What this dataset does

This dataset tests whether a model can choose the best stabilising intervention from competing plausible actions.

The task is not diagnosis.

The task is intervention selection under clinical uncertainty.

Each row presents a patient state and three possible intervention options.

The model must predict which intervention is most likely to improve the stabilization trajectory.

What changed in v0.2

v0.2 adds counterfactual and adversarial cases.

Some rows have similar patient states but different best interventions because response profile, renal risk, ventilation risk, or support needs differ.

Some interventions that look plausible are harmful or insufficient in the given context.

This makes the task harder than simple escalation or severity classification.

Core stability idea

The best intervention is not always the most aggressive intervention.

A patient may need fluids if fluid responsiveness is good and ventilation risk is low.

A patient may need vasopressors if fluid response is poor and circulatory support is required.

A patient may need oxygen escalation if respiratory load is the primary instability.

A patient may need dialysis if renal failure is the limiting recovery pathway.

A patient may need observation if the system is stable and intervention would add unnecessary burden.

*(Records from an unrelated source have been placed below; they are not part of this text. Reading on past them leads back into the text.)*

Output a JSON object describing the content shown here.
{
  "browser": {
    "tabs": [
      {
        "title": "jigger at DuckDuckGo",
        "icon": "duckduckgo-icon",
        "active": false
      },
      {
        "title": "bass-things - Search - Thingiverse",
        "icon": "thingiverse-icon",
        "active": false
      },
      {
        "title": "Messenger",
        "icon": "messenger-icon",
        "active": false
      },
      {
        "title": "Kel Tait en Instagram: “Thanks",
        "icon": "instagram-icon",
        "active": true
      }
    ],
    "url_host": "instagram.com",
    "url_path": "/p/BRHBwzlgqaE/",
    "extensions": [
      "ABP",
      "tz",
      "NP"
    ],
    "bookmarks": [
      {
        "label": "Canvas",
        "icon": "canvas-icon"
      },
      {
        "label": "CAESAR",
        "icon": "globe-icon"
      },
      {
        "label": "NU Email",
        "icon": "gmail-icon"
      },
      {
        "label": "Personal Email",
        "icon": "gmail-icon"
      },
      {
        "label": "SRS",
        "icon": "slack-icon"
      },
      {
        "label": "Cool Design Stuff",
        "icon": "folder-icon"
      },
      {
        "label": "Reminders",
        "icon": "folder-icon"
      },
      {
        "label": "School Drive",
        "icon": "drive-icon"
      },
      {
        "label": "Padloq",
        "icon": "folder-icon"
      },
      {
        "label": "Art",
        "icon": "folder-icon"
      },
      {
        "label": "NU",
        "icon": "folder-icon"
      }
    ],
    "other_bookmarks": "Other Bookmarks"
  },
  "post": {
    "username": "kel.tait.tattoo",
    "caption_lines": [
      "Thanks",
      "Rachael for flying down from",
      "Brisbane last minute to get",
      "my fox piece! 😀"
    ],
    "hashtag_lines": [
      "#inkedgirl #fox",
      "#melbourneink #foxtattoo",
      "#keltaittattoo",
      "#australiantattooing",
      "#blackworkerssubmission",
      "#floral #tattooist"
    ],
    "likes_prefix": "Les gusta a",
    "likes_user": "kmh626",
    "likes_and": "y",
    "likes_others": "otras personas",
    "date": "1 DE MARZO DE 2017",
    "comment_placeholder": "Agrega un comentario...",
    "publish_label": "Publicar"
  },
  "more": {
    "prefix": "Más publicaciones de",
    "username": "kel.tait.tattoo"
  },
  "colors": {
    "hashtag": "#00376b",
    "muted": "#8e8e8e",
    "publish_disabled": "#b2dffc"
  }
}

Correct classification requires comparing competing stabilization pathways, not selecting treatment by current severity alone.

Prediction target

The label column has three classes.

Label 0 means intervention_a is best.

Label 1 means intervention_b is best.

Label 2 means intervention_c is best.

Row structure

Each row contains:

  • scenario_id
  • current_severity
  • map
  • lactate
  • urine_output
  • oxygen_requirement
  • vasopressor_requirement
  • fluid_responsiveness
  • renal_risk
  • ventilation_risk
  • intervention_a
  • intervention_b
  • intervention_c
  • label

current_severity uses:

  • low
  • moderate
  • high

oxygen_requirement uses:

  • 0 = room air or minimal support
  • 1 = low oxygen requirement
  • 2 = high oxygen requirement
  • 3 = near respiratory boundary

vasopressor_requirement uses:

  • none
  • low
  • moderate
  • high

fluid_responsiveness uses:

  • good
  • poor

renal_risk uses:

  • low
  • medium
  • high

ventilation_risk uses:

  • low
  • medium
  • high

intervention fields may include:

  • fluids
  • vasopressors
  • oxygen_escalation
  • dialysis
  • observe

Evaluation

Submissions must contain:

scenario_id,prediction
test_001,0
test_002,1
test_003,2

Run:

python scorer.py predictions.csv

Optional truth path:

python scorer.py predictions.csv data/test.csv

The scorer reports:

Accuracy
Macro precision
Macro recall
Macro F1
Confusion matrix
Structural Note

This benchmark contains counterfactual and adversarial cases designed to prevent shortcut learning from current severity or a single intervention preference.

The dataset does not expose the hidden rationale behind each label.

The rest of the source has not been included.